De plus, le recours à l’expertise en sciences sociales soulève des questions spécifiques dans le cadre des institutions juridiques canadiennes. En effet, au Canada, les sciences sociales jouent un rôle particulièrement important dans la jurisprudence relative au contrôle de constitutionnalité des lois restreignant les droits fondamentaux.[4] D’une part, les tribunaux y ont souvent recours pour déterminer dans quelle mesure un droit est limité par une loi. D’autre part, afin de déterminer l’impact sociétal d’une loi restreignant les droits fondamentaux, les tribunaux ont souvent recours à des experts provenant, par exemple, de l’économie, de la sociologie, de l’anthropologie, de la philosophie, etc. Or, la Cour Suprême semble osciller entre une interprétation permissive et une interprétation contraignante des critères de recevabilité de telles expertises, ce qui génère beaucoup d’incertitude, voire d’arbitraire.

 

[1] Binnie, 2007

[2] On peut consulter cette base de données à cette adresse : http://climatecasechart.com/. Voir aussi U. N. Nations unies, « Rapport Mondial Sur Les Litiges Relatifs Au Climat : Bilan de La Situation En 2020 », 2021,; Joana Setzer et Catherine Higham, « Global Trends in Climate Litigation: 2021 Snapshot » (Londres: The Grantham Research Institute on Climate Change and the Environment, 2021).

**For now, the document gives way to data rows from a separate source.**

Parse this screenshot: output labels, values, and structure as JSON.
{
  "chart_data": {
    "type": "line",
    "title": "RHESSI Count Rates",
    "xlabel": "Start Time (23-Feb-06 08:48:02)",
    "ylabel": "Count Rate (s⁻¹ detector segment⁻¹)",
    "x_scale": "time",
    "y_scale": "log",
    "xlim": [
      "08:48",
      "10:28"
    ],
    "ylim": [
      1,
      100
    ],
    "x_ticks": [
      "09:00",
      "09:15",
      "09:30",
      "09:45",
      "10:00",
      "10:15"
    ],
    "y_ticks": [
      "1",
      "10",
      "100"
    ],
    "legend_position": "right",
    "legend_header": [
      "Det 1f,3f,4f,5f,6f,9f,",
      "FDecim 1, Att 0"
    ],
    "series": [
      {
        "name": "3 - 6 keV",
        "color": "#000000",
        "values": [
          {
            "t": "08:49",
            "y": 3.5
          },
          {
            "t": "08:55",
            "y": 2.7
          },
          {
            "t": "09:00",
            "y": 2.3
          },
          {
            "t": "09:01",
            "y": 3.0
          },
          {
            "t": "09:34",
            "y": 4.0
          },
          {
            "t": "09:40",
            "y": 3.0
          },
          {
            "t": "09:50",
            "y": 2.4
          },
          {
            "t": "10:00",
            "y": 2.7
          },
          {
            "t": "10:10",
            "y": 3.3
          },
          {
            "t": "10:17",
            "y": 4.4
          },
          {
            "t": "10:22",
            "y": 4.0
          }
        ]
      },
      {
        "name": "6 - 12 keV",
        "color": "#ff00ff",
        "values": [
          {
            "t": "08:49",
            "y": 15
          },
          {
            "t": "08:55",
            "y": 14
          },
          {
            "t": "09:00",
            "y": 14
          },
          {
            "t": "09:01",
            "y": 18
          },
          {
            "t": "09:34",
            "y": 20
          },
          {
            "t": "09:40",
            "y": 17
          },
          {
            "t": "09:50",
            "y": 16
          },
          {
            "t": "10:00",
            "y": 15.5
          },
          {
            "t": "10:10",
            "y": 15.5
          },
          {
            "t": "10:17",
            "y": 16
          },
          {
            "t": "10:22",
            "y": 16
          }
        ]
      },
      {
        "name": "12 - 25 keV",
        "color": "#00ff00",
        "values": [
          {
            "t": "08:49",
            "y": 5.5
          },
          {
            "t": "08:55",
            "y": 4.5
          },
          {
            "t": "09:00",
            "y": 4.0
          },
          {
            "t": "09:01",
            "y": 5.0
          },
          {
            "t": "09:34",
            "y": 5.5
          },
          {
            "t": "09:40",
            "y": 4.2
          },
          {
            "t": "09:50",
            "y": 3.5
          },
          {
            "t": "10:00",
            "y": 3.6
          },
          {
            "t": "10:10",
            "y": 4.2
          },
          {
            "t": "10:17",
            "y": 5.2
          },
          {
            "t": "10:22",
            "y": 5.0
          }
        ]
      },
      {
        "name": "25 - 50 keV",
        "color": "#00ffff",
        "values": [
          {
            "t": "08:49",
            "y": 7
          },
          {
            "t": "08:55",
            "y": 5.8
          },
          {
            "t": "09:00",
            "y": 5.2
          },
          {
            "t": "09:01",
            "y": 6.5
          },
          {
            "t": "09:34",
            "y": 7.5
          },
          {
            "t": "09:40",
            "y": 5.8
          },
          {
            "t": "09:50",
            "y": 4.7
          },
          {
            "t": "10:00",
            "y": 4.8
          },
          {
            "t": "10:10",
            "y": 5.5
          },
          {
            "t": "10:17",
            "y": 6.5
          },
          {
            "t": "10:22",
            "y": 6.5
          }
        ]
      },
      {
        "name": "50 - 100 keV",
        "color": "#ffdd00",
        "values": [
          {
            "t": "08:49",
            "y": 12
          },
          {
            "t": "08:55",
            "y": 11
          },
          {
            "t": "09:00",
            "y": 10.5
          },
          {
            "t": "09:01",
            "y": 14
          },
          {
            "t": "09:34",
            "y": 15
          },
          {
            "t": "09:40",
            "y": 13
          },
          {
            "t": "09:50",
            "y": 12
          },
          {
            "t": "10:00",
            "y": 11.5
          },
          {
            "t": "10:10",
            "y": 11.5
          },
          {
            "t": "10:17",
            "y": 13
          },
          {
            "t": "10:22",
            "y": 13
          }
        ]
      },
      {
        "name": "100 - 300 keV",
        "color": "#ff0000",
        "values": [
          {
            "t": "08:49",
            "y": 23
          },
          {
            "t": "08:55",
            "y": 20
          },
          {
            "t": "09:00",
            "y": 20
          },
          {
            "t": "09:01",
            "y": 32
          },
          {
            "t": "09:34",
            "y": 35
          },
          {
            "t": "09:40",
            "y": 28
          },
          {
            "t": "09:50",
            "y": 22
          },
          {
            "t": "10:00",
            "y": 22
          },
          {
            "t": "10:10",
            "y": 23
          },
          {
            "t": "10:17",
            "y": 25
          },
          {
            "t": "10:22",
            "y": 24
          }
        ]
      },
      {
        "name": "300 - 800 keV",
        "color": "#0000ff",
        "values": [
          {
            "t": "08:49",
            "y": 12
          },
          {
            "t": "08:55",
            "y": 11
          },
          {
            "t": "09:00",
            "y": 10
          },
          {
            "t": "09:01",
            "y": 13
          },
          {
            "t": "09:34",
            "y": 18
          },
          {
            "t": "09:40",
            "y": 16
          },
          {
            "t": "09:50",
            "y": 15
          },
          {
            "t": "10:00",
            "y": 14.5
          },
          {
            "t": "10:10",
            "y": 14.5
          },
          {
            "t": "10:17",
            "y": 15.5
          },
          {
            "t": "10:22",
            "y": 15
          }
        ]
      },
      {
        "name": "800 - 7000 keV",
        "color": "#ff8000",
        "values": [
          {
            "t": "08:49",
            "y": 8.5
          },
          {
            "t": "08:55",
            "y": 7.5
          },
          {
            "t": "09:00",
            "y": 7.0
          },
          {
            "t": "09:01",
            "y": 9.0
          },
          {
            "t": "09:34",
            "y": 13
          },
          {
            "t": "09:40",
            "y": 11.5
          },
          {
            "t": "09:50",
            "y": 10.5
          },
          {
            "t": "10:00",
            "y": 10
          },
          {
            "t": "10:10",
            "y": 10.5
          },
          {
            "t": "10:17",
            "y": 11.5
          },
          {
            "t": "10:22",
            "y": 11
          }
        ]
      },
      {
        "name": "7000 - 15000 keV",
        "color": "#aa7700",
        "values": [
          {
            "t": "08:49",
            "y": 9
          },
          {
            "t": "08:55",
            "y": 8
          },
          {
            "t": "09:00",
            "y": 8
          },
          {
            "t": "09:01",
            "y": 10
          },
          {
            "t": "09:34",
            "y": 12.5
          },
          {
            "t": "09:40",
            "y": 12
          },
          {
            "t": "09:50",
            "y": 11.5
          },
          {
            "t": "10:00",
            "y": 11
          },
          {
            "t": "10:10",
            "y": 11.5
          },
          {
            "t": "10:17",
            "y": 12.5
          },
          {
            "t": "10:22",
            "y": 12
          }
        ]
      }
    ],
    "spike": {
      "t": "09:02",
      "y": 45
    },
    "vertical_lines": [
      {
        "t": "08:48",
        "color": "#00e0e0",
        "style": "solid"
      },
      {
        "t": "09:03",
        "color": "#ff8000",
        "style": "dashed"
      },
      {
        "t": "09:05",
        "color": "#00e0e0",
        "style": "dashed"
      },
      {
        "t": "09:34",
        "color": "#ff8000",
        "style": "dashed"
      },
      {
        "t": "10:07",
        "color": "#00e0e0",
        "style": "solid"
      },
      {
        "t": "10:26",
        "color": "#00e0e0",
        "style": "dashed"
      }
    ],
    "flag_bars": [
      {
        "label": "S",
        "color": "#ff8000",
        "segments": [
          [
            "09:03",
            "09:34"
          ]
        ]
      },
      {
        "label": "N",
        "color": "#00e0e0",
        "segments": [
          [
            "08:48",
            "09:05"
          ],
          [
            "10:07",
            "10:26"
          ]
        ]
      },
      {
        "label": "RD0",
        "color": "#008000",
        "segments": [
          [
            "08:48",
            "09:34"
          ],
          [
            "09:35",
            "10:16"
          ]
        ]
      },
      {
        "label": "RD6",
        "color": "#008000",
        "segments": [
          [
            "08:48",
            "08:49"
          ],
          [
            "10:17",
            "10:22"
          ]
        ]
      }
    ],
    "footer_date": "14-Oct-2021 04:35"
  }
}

[3] Renee Bolinger, « Explaining the Justificatory Asymmetry between Statistical and Individualized Evidence », in The Social Epistemology of Legal Trials, par Zachary Hoskins et Jon Robson (Routledge, 2020); Martin Smith, « Against Legal Probabilism », in The Social Epistemology of Legal Trials, éd. par Jon Robson et Zachary Hoskins (Routledge, 2021); Michael Blome-Tillmann, « “More Likely Than Not” - Knowledge First and the Role of Statistical Evidence in Courts of Law », in Knowledge First - Approaches in Epistemology and Mind, par C. Adam, G. Emma, et B. Jarvis (Oxford: Oxford University Press, 2017), 278‑92; David Enoch, Levi Spectre, et Talia Fisher, « Statistical Evidence, Sensitivity, and the Legal Value of Knowledge », Philosophy & Public Affairs 40, no 3 (2012): 197‑224; Frederick Schauer, « Statistical Evidence and the Problem of Specification », Episteme, 22 novembre 2021, 1‑10; Susan Haack, « Proof, Probability and Statistics: The Problem of Delusive Exactness », La Prueba en el Proceso: Evidence in the Process, 2018.

[4] Beverly McLachlin, « Proportionality, Justification, Evidence and Deference: Perspectives from Canada » (Hong Kong Final Court of Appael -Judicial Colloquium, 2015).